Para além da inteligência

Mara Narciso - Médica e jornalista
25/12/2018 às 23:10.
Atualizado em 05/09/2021 às 15:44

Há pessoas que nos deixam em estado de êxtase, tamanha é a admiração que nos brota quando as ouvimos falar. Esse dom comunicativo nasce de admiráveis cérebros, que podem se esconder por trás de rostos comuns e deixam nossa alma esfuziante. São pessoas interessantes, brilhantes e inteligentes no pensar e no se expressar. É emblemático quando encontramos alguém desse quilate, que nos acordam os neurônios e nos deixam enlevados com o seu comunicar. Desejamos que não se acabasse o tempo da palestra, aula, sermão ou conversa. Também por escrito, nas redes sociais, essas pessoas se destacam.
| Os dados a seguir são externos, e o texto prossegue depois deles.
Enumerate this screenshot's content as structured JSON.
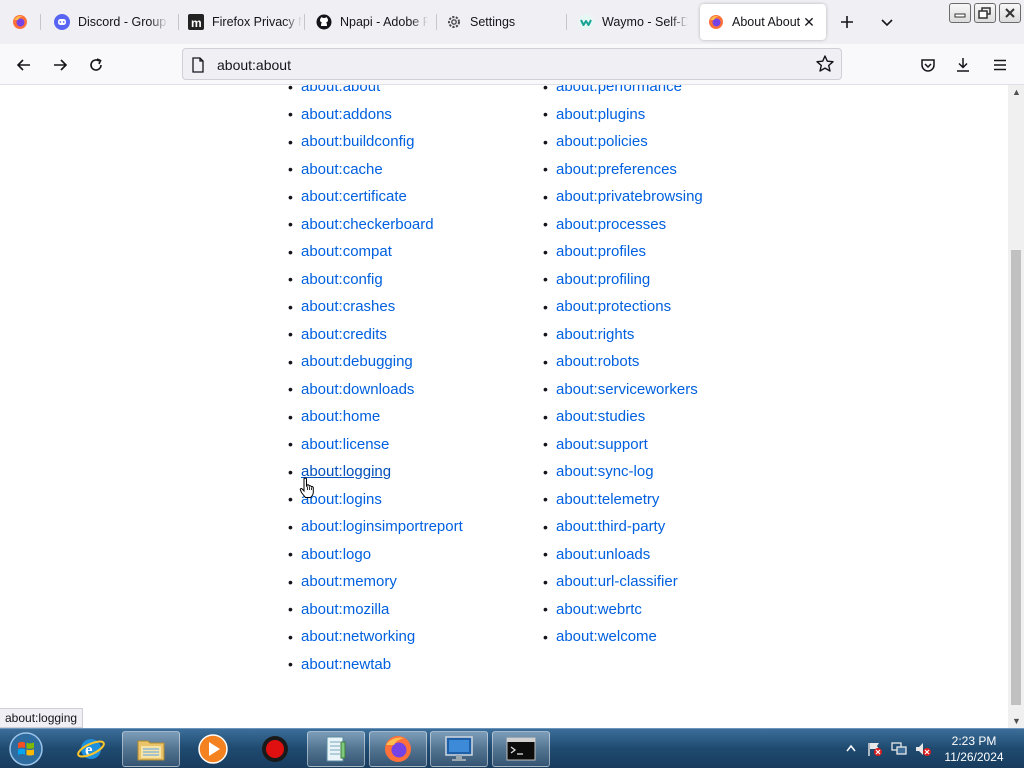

Esses iluminados podem falar coisas que se contrapõem às nossas mais profundas certezas, mas se expressam de um jeito tão rico e convincente que, enquanto vão falando, pensamos: em parte eles estão certos. Mesmo que nossas convicções não tenham sido postas em cheque, dali se abre uma fresta, uma janela, uma porta, uma imensidão de possibilidades. Para gostarmos da conversa, não é preciso que a pessoa brilhante fale coisas com as quais nós concordamos. Discursar o que achamos, apenas clarearia o que já está sedimentado dentro de nós. O impacto maior se dá quando falam ideias opostas às nossas.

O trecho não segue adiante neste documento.